Articles | Volume 10, issue 8
Atmos. Chem. Phys., 10, 3693–3709, 2010
Atmos. Chem. Phys., 10, 3693–3709, 2010

  21 Apr 2010

21 Apr 2010

Sulfur cycle and sulfate radiative forcing simulated from a coupled global climate-chemistry model

I.-C. Tsai1, J.-P. Chen1, P.-Y. Lin1, W.-C. Wang2, and I. S. A. Isaksen3 I.-C. Tsai et al.
  • 1Department of Atmospheric Sciences, National Taiwan University, Taiwan
  • 2Atmospheric Sciences Research Center, State University of New York at Albany, USA
  • 3Department of Geosciences, University of Oslo, Norway

Abstract. The sulfur cycle and radiative effects of sulfate aerosol on climate are studied with a Global tropospheric Climate-Chemistry Model in which chemistry, radiation and dynamics are fully coupled. Production and removal mechanisms of sulfate are analyzed for the conditions of natural and anthropogenic sulfur emissions. Results show that the 1985 anthropogenic emission tripled the global SO2 and sulfate loadings from its natural value of 0.16 and 0.10 Tg S, respectively.
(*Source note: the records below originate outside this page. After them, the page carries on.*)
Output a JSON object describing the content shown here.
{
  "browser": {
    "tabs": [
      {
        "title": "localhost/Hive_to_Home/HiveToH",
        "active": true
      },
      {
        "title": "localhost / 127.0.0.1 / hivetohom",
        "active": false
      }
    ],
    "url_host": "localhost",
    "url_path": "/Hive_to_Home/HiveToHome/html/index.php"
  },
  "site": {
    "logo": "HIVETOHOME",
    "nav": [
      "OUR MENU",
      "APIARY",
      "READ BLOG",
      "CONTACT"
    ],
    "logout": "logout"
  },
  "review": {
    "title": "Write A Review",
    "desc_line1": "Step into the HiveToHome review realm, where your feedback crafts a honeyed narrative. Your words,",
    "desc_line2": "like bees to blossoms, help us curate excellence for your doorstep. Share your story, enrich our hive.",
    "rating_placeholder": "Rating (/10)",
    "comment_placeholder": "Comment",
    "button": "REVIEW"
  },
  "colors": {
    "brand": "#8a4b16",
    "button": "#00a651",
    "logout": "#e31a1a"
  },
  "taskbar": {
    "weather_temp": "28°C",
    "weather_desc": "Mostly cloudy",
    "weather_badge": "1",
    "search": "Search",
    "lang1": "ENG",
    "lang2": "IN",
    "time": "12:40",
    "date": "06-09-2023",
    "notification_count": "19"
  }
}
Under natural conditions, the fraction of sulfate produced in-cloud is 74%; whereas with anthropogenic emissions, the fraction of in-cloud sulfate production slightly increased to 76%. Lifetimes of SO2 and sulfate under polluted conditions are estimated to be 1.7 and 2.0 days, respectively. The tripling of sulfate results in a direct radiative forcing of −0.43 W m−2 (clear-sky) or −0.24 W m−2 (all-sky), and a significant first indirect forcing of −1.85 W m−2, leading to a mean global cooling of about 0.1 K. Regional forcing and responses are significantly stronger than the global values. The first indirect forcing is sensitive to the relationship between aerosol concentration and cloud droplet number concentration which requires further investigation. Two aspects of chemistry-climate interaction are addressed. Firstly, the coupling effects lead to a slight decrease of 1% in global sulfate loading for both the cases of natural and anthropogenic added sulfur emissions. Secondly, only the indirect effect of sulfate aerosols yields significantly stronger signals in changes of near surface temperature and sulfate loading than changes due to intrinsic climate variability, while other responses to the indirect effect and all responses to the direct effect are below noise level.